Is this a reasonable design for a high-speed level shifter?

Question

Update: after posting this question I learned more about electronics and that this kind of complexity should not be added as the result of playing around in a simulator, but only after problems are found in real life. Also, I did not build a device which used RS-232 at 50MHz.

I wanted to try designing a device that will use an RS-232 interface. RS-232 works at +12/-12V - I know I can use a MAX232 as a level converter, but I wanted to try designing my own (this is a hobbyist project).

I designed this circuit in Falstad CircuitJS, and it seems to work quite well in the simulation. (Click the link for a demo)

^{simulate this circuit – Schematic created using CircuitLab}

CircuitJS shows it working acceptably at up to 50MHz - though at that frequency I'd expect I need to simulate more parasitics, and I don't need that level of performance anyway.

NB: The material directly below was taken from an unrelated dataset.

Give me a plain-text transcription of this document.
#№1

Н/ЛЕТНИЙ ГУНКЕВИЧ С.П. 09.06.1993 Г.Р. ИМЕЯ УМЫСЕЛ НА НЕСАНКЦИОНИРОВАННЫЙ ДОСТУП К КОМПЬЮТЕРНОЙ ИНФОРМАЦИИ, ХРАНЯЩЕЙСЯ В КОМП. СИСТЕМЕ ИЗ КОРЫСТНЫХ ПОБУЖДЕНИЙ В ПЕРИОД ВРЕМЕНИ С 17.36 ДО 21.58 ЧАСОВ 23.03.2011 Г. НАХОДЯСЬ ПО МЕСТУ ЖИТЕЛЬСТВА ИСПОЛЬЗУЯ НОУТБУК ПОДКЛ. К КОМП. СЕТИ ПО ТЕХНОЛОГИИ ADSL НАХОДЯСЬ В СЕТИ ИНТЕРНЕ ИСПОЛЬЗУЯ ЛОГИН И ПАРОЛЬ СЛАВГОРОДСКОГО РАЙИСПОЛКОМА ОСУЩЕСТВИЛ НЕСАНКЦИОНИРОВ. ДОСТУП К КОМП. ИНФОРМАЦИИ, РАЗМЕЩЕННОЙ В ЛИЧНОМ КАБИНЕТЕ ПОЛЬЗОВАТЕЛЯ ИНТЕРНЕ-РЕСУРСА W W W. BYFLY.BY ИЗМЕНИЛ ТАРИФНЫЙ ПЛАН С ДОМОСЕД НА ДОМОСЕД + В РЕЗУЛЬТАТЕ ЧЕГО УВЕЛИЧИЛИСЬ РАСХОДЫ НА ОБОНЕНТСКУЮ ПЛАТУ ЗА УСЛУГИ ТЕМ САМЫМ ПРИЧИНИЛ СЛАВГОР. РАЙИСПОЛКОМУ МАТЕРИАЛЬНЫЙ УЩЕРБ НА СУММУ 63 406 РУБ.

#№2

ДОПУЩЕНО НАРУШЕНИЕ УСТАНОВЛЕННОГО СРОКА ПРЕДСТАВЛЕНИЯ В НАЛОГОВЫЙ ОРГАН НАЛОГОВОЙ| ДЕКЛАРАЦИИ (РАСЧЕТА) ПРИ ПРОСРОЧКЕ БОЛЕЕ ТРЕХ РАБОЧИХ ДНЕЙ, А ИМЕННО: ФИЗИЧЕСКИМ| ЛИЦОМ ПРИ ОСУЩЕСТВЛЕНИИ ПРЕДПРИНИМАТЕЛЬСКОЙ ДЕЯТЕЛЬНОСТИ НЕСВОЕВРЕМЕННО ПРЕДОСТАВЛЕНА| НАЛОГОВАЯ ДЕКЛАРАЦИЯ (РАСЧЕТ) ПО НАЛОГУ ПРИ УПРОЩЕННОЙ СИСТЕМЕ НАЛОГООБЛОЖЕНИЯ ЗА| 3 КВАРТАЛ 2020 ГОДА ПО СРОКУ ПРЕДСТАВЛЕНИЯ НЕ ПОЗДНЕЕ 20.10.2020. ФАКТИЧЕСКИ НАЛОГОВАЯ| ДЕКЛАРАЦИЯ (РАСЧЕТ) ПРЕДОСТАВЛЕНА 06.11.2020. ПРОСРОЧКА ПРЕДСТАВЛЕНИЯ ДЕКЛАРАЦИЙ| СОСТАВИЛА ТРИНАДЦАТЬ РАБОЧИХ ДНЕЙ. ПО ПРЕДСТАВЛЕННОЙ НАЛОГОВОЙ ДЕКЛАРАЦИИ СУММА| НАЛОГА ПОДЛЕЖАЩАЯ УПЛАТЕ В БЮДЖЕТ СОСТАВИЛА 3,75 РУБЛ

Is this design more complicated than is needed for its purpose? It seems like quite a lot of components. Have I made any beginner mistakes?

Circuit explanation:

The circuit formed by R1, Q1, R5, R9 and M2 should be easy to understand - when the input signal is high, Q1 turns on, which pulls down M2's gate through R5, which turns M2 on, which pulls the output high. When the input is low, Q1 is off, and the gate recharges through R9, which stops pulling the output high. (The mirror-image circuit on the bottom half will turn M1 on and pull the output low).

At high frequencies the gates do not recharge quickly enough through R9 and R10, causing excessive power dissipation when both M1 and M2 are turned on. To alleviate this I added Q6 and Q2. When Q1 turns off, the gate starts charging through R9, and when it reaches Q2's threshold voltage, Q2 turns on, which turns Q6 on, which very quickly recharges the gate. .A separate inverter could have been used to control Q2, for another small improvement, but it would add even more complexity. R9 is smaller than R10 because the top half has less voltage to work with (12V instead of 15.3V) and I found this made a surprisingly large difference in the turn-off time in the simulation.

Note the part numbers (IRF9530 etc) were added by CircuitLab, and aren't specific components that I plan to use.

Answer 1

Although some consider this useless, I love this king of hobby projects, where you go down to the basics of electronics.

I think there is an issue with your circuit: V1 won’t raise instantly from 0V to 3.3V (and won’t either drop instantly from 3.3V to 0V). When it will be at 1.65V (and in fact roughly anywhere between 0.6V and 2.7V), both Q1 and Q3 will be on. As a consequence, both M1 and M2 will be on, causing an excessive power dissipation.

I think you should try to ensure that Q3 turns off before Q1 turns on and that Q1 turns off before Q3 turns on.

Answer 2

The biggest problem with your design is that the circuit is non-inverting ie. high level at the input pulls the output high while RS-232 requires inverting action. If you really need to play with output voltages try an IC like MC1488.